DC Edit | In guise of COVID war, it’s unbridled hate in Kashmir
The savage violence let loose by the police on Muharram processions in Srinagar last Saturday is likely to deepen the perception that physical assaults on the populace in the Valley is the action of the first resort as far as the government is concerned. At least 19 persons have been reported to be wounded, one of whom is said to be in a critical state.
A dozen of the injured have taken pellet hits, including in the face. This is suggestive of the fact that pellet guns were fired from close range.
When scores were blinded or lost sight in one eye as a result of pellet injuries in the post-Burhan Wani protests of 2016 in Kashir valley, the government mulled minimising if not eliminating the use of pellet guns until suitable replacements were developed.
The faulty trajectory of the discharge from close range from these weapons was hitting people in the face, and head and chest areas, causing injuries of a grave nature.
Such weapons were not proving to crowd deterrents in volatile situations but instruments of possible death, which raised political costs for the local administration and the country internationally.
Clearly, no active thinking on ending the use of such weapons may exist now except on paper. Last year, not long after the ending of J&K’s constitutional autonomy, the government forces in Srinagar had used pellet guns on a thick crowd of civilian protesters in the Soura-Anchar locality, a dirt poor area of the old city.
The incident, which caused widespread injury, had raised international concern, and gave the lie to the orchestrated government propaganda that people had accepted the ending of autonomy peacefully and had not protested.

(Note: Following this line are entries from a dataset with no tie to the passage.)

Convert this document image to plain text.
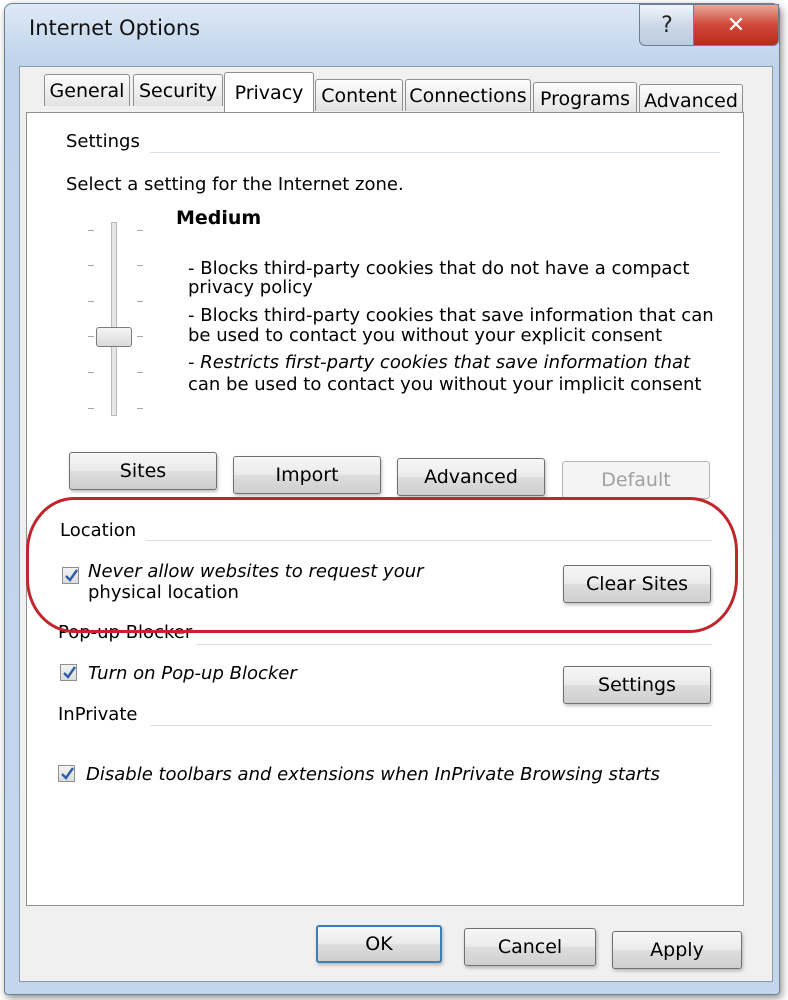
Internet Options	? ✕
General Security Privacy Content Connections Programs Advanced
Settings
Select a setting for the Internet zone.
Medium
- Blocks third-party cookies that do not have a compact
privacy policy
- Blocks third-party cookies that save information that can
be used to contact you without your explicit consent
- Restricts first-party cookies that save information that
can be used to contact you without your implicit consent
Sites	Import	Advanced	Default
Location
Never allow websites to request your
physical location	Clear Sites
Pop-up Blocker
Turn on Pop-up Blocker
Settings
InPrivate
Disable toolbars and extensions when InPrivate Browsing starts
OK	Cancel	Apply
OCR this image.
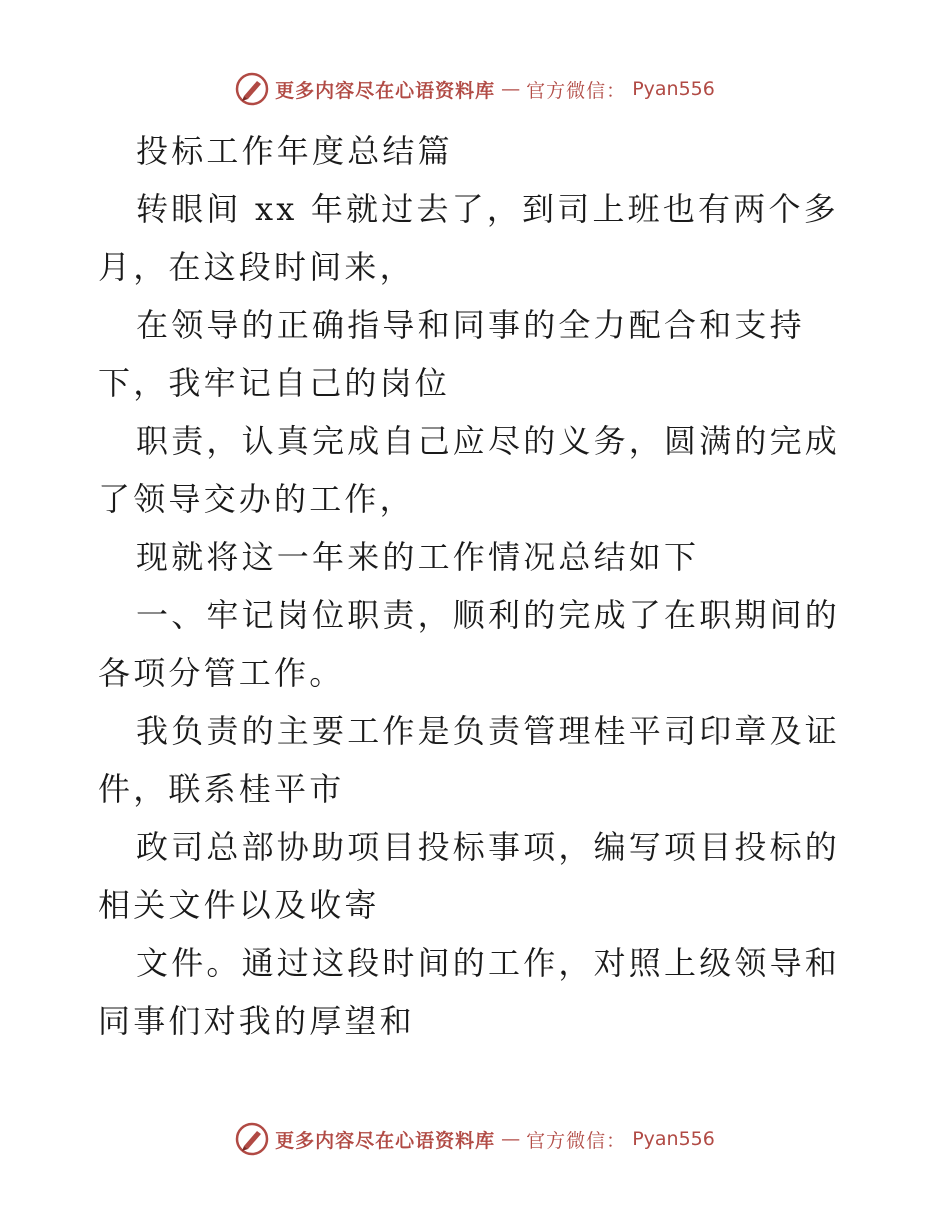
更多内容尽在心语资料库 — 官方微信： Pyan556

投标工作年度总结篇

转眼间 xx 年就过去了，到司上班也有两个多月，在这段时间来，

在领导的正确指导和同事的全力配合和支持下，我牢记自己的岗位

职责，认真完成自己应尽的义务，圆满的完成了领导交办的工作，

现就将这一年来的工作情况总结如下

一、牢记岗位职责，顺利的完成了在职期间的各项分管工作。

我负责的主要工作是负责管理桂平司印章及证件，联系桂平市

政司总部协助项目投标事项，编写项目投标的相关文件以及收寄

文件。通过这段时间的工作，对照上级领导和同事们对我的厚望和

更多内容尽在心语资料库 — 官方微信： Pyan556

Last Thursday the Supreme Court disallowed the holding of Muharram processions anywhere in the country on the ground that this may lead to the blaming of a particular community (the Shia Muslim) for the spread of the new coronavirus (presumably as had happened in the case of the Tablighi Jamaat).
If this was a common sense precaution the top court sounded, the authorities in Kashmir enforced it with brutal energy.
Over the years, Muharram processions in Kashmir have been routinely limited to specified areas in order not to take chances with sectarian clashes, but last week’s violence testifies to the uncommon zeal that the government brought to the fighting of Covid-19 by cracking down with unqualified force on the small Muharram processions.
This stood in sharp contrast with police behaviour at religious ceremonies of India’s majority community in many parts of the country, sometimes held with official sanction and display of devotion, underlining the grievance of many that the blatant repression of Kashmir and the taking away of J&K’s historical rights owes to the fact of the Valley’s denominational status in contrast with the rest of the country.
There is no peace in Kashmir, and the government’s fear of the people seems real.
Top political figures, no longer in detention, are routinely prevented by the police from leaving their homes. Last week, a group of protesters of the People’s Democratic Party was scattered through police action.
This was immediately followed by the police attacks on Muharram processions. These are signs that betray the government’s insecurities.